Floyd Mayweather Jr., einer der erfolgreichsten Profiboxer der Geschichte, verklagt Showtime und einen ehemaligen Manager des Unternehmens auf 340 Millionen US-Dollar und wirft ihnen vor, ihm einen „erheblichen Teil seines Karriereeinkommens“ vorenthalten zu haben.
Der 48-jährige pensionierte Sportler behauptet in der Beschwerde, dass Showtime „durch ein komplexes Netz aus versteckten Konten, nicht autorisierten Transaktionen und vorsätzlicher Verschleierung von Finanzunterlagen“ einen Teil seiner Einnahmen zu Unrecht an seinen ehemaligen Manager Al Haymon gezahlt habe.
Die Klage, die am Dienstag beim Los Angeles County Superior Court eingereicht wurde, richtet sich gegen das Paramount-eigene Netzwerk und seinen ehemaligen Präsidenten von Showtime Sports, Stephen Espinoza. In der Beschwerde wird behauptet, dass Showtime auf Mayweathers Anfragen zu seinem Gehalt widersprüchliche Antworten gegeben habe, unter anderem, dass „kritische Finanzunterlagen zu Mayweathers größten Kämpfen ‚verloren‘ oder unzugänglich seien“.
Haymon wird in der Klage nicht als Angeklagter genannt.
Ein Sprecher von Paramount schrieb in einer Erklärung gegenüber der Times, dass „diese unbegründeten Behauptungen weder rechtlich noch faktisch begründet sind. Wir lehnen sie entschieden ab und werden im Rahmen des Gerichtsverfahrens entsprechend reagieren.“
Ein Sprecher von Haymon Boxing lehnte es ab, sich zu der Klage zu äußern.

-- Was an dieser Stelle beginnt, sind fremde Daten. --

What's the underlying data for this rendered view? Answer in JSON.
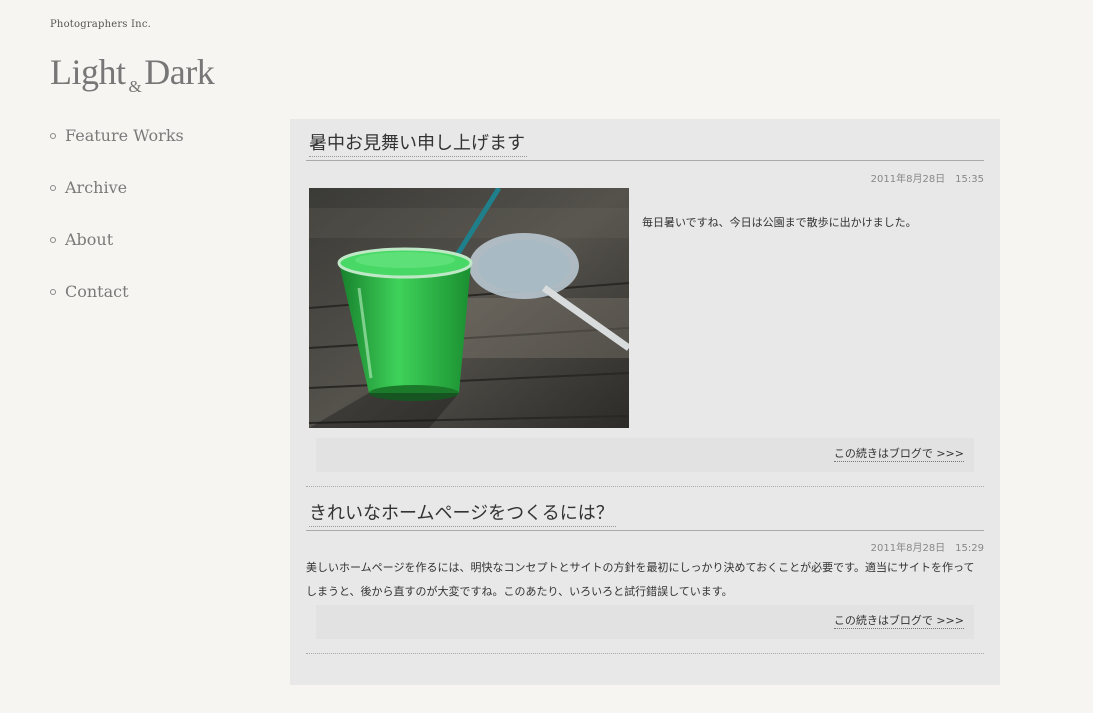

Berichten zufolge hat Mayweather in seiner 21-jährigen Karriere 1,2 Milliarden US-Dollar verdient. Er traf seinen ehemaligen Manager Haymon zum ersten Mal im Jahr 2004. Der Boxer ging bald eine mündliche Vereinbarung mit Haymon ein, die ihm erlaubte, gegen eine Gebühr von 10 % Mayweathers Manager zu werden. Der Klageschrift zufolge betrachtete Mayweather Haymon als „Vaterfigur und verließ sich darauf, dass er praktisch alle Aspekte seiner Finanzen und Verträge verwaltete“. Haymon war etwa 20 Jahre lang in dieser Funktion tätig, und im Laufe der Zeit, so heißt es in der Klage, sei er zum „Drahtzieher des Finanzplans“ geworden und habe sich „hinter Mayweathers Rücken an Finanzmanipulationen und Eigengeschäften“ beteiligt.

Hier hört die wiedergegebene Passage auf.